Para o docente a resposta dos Estados Unidos e, em pessoal do governo Trump, é justamente a essa questão: uma empresa chinesa com tanta penetração, pode simbolizar uma ameaço aos rumos que os EUA querem seguir, no debate público.


Câmara dos EUA aprova projeto de lei para forçar ByteDance a vender TikTok ou sofrer proibição. Foto: Solen Feyissa/Flickr
Câmara dos EUA aprova projeto de lei para forçar ByteDance a vender TikTok ou sofrer proibição. Foto: Solen Feyissa/Flickr

Câmara dos EUA aprova projeto de lei para forçar ByteDance a vender TikTok ou tolerar proibição. Foto: Solen Feyissa/Flickr – Solen Feyissa/Flickr

Data center  

No Brasil, a ByteDance está em processo de expansão da infraestrutura lugar. Começaram, no dia 15, as obras de construção do novo data center devotado ao TikTok, em Caucaia, no Ceará.
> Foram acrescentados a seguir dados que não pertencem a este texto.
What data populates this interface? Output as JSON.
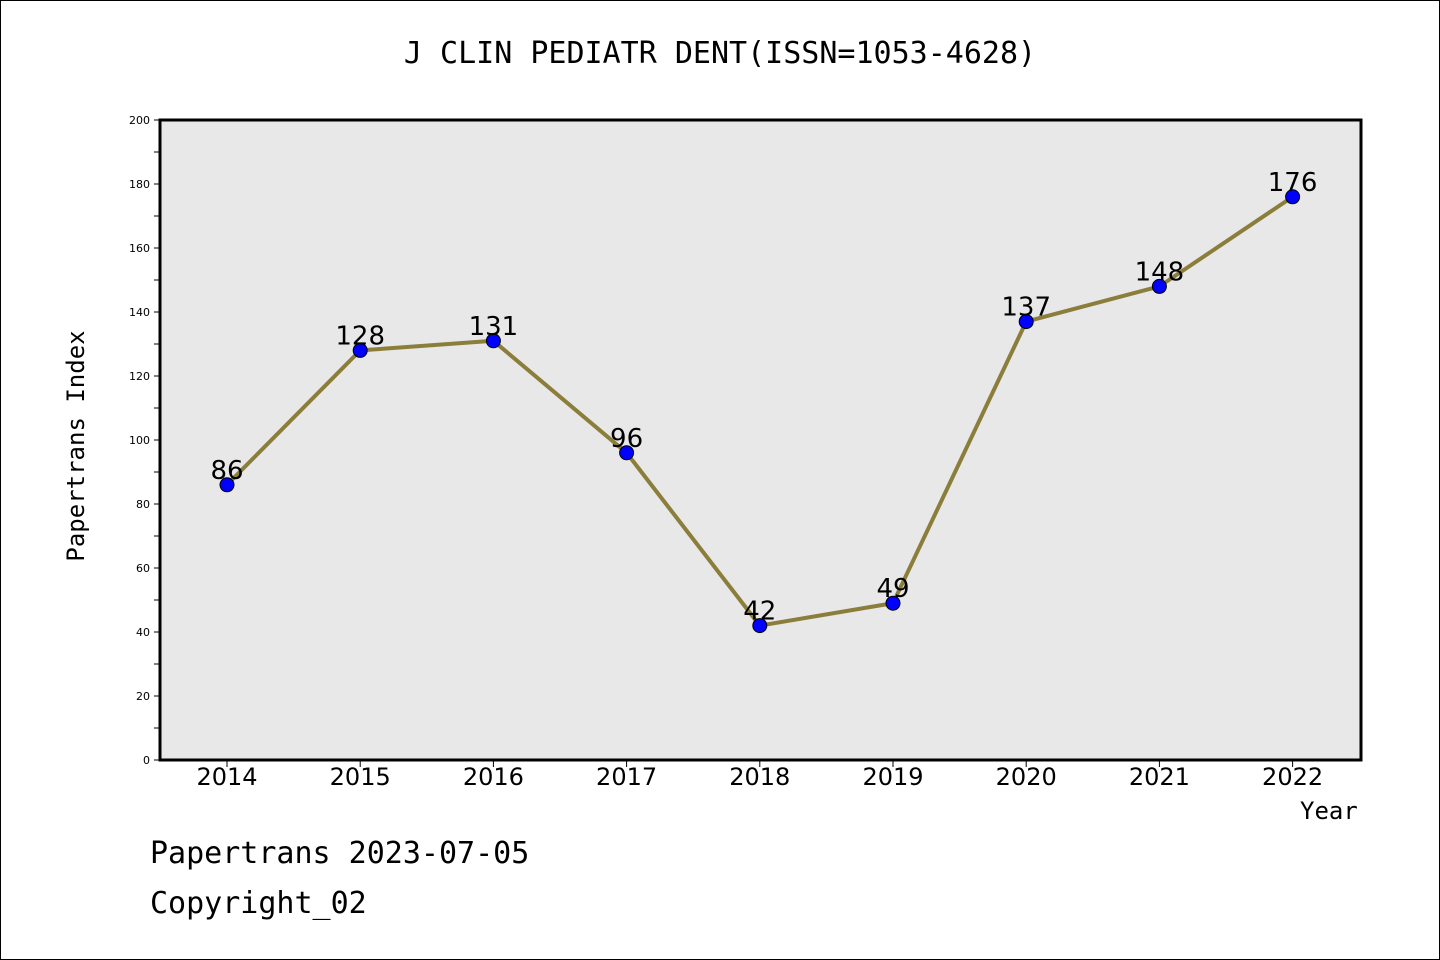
{
  "chart_data": {
    "type": "line",
    "title": "J CLIN PEDIATR DENT(ISSN=1053-4628)",
    "xlabel": "Year",
    "ylabel": "Papertrans Index",
    "categories": [
      "2014",
      "2015",
      "2016",
      "2017",
      "2018",
      "2019",
      "2020",
      "2021",
      "2022"
    ],
    "series": [
      {
        "values": [
          86,
          128,
          131,
          96,
          42,
          49,
          137,
          148,
          176
        ]
      }
    ],
    "data_labels": [
      "86",
      "128",
      "131",
      "96",
      "42",
      "49",
      "137",
      "148",
      "176"
    ],
    "ylim": [
      0,
      200
    ],
    "yticks": [
      "0",
      "20",
      "40",
      "60",
      "80",
      "100",
      "120",
      "140",
      "160",
      "180",
      "200"
    ],
    "grid": false,
    "colors": {
      "line": "#8b7d3a",
      "marker": "#0000ff",
      "plot_bg": "#e8e8e8"
    }
  },
  "footer": {
    "line1": "Papertrans 2023-07-05",
    "line2": "Copyright_02"
  }
}
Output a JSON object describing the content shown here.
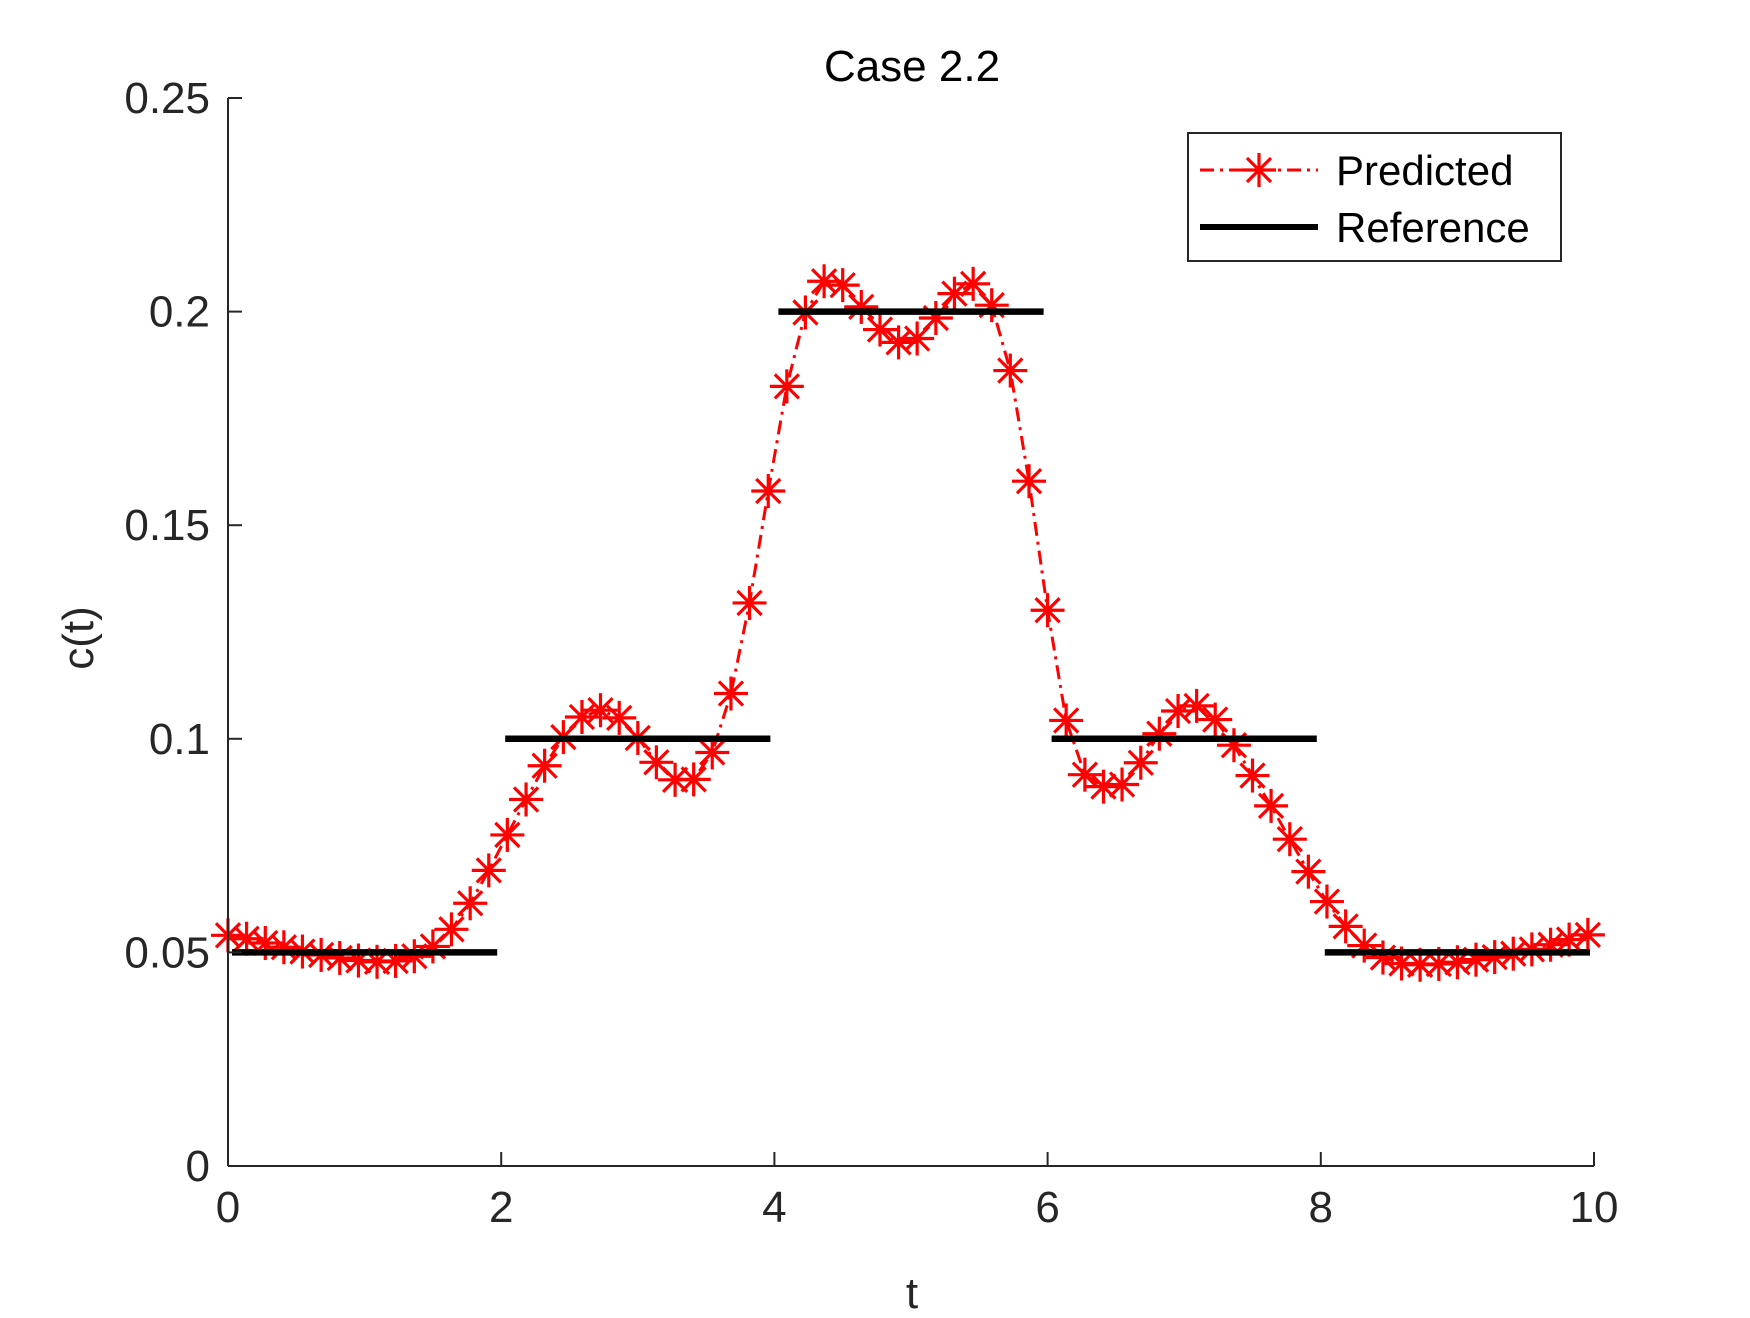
{
  "chart_data": {
    "type": "line",
    "title": "Case 2.2",
    "xlabel": "t",
    "ylabel": "c(t)",
    "xlim": [
      0,
      10
    ],
    "ylim": [
      0,
      0.25
    ],
    "xticks": [
      0,
      2,
      4,
      6,
      8,
      10
    ],
    "xtick_labels": [
      "0",
      "2",
      "4",
      "6",
      "8",
      "10"
    ],
    "yticks": [
      0,
      0.05,
      0.1,
      0.15,
      0.2,
      0.25
    ],
    "ytick_labels": [
      "0",
      "0.05",
      "0.1",
      "0.15",
      "0.2",
      "0.25"
    ],
    "grid": false,
    "legend_position": "top-right",
    "series": [
      {
        "name": "Predicted",
        "color": "#ff0000",
        "line_style": "dash-dot",
        "marker": "asterisk",
        "x": [
          0.0,
          0.136,
          0.273,
          0.409,
          0.545,
          0.682,
          0.818,
          0.955,
          1.091,
          1.227,
          1.364,
          1.5,
          1.636,
          1.773,
          1.909,
          2.045,
          2.182,
          2.318,
          2.455,
          2.591,
          2.727,
          2.864,
          3.0,
          3.136,
          3.273,
          3.409,
          3.545,
          3.682,
          3.818,
          3.955,
          4.091,
          4.227,
          4.364,
          4.5,
          4.636,
          4.773,
          4.909,
          5.045,
          5.182,
          5.318,
          5.455,
          5.591,
          5.727,
          5.864,
          6.0,
          6.136,
          6.273,
          6.409,
          6.545,
          6.682,
          6.818,
          6.955,
          7.091,
          7.227,
          7.364,
          7.5,
          7.636,
          7.773,
          7.909,
          8.045,
          8.182,
          8.318,
          8.455,
          8.591,
          8.727,
          8.864,
          9.0,
          9.136,
          9.273,
          9.409,
          9.545,
          9.682,
          9.818,
          9.955
        ],
        "y": [
          0.054,
          0.0532,
          0.0522,
          0.0512,
          0.0502,
          0.0494,
          0.0487,
          0.0481,
          0.0478,
          0.048,
          0.0491,
          0.0514,
          0.0554,
          0.0615,
          0.0692,
          0.0775,
          0.0858,
          0.0937,
          0.1004,
          0.1051,
          0.1067,
          0.1049,
          0.1002,
          0.0945,
          0.0904,
          0.0905,
          0.0968,
          0.1106,
          0.1318,
          0.158,
          0.1825,
          0.1998,
          0.2071,
          0.2062,
          0.2011,
          0.1958,
          0.1928,
          0.1937,
          0.1985,
          0.2042,
          0.2065,
          0.2015,
          0.1862,
          0.1603,
          0.1301,
          0.1043,
          0.0916,
          0.0888,
          0.0893,
          0.0944,
          0.1012,
          0.1065,
          0.1077,
          0.1045,
          0.0985,
          0.0914,
          0.0843,
          0.0765,
          0.0689,
          0.0619,
          0.0561,
          0.0516,
          0.0488,
          0.0474,
          0.0471,
          0.0473,
          0.0477,
          0.0483,
          0.0489,
          0.0497,
          0.0507,
          0.0518,
          0.053,
          0.0541
        ]
      },
      {
        "name": "Reference",
        "color": "#000000",
        "line_style": "solid",
        "segments": [
          {
            "x": [
              0,
              2
            ],
            "y": 0.05
          },
          {
            "x": [
              2,
              4
            ],
            "y": 0.1
          },
          {
            "x": [
              4,
              6
            ],
            "y": 0.2
          },
          {
            "x": [
              6,
              8
            ],
            "y": 0.1
          },
          {
            "x": [
              8,
              10
            ],
            "y": 0.05
          }
        ]
      }
    ]
  }
}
O empreendimento será construído, desenvolvido e operado pela empresa OMNIA, braço do Grupo Pátria, de Alexandre Saigh, do ramo de data centers. Entre os investidores do Pátria estão diversos fundos, uma vez que o Blackrock, que também participa do TikTok.

A estrutura, com 200 Megawatt (MW) dedicados a processamento, está prevista para ser a maior da América Latina e custará em torno de R$ 200 bilhões. Será alimentada por parque de virilidade solar e eólica próprios, aproveitando o potencial de geração no estado.

O setor espera a votação, talvez em 2026, do Projeto de Lei de Concorrência Do dedo (PL 4675/2025), que trata sobre os mercados concorrenciais.

Entre as propostas do governo está dar ao Recomendação Administrativo de Resguardo Econômica (Cade) a capacidade de mediar os negócios na extensão, com a geração de uma Superintendência de Mercados Digitais (SMD).

No ano pretérito o Congresso aprovou a Lei 15.211/2025, conhecida uma vez que PL do ECA Do dedo, que estabelece uma vez que as plataformas devem mourejar com as informações de crianças em redes sociais e outras páginas.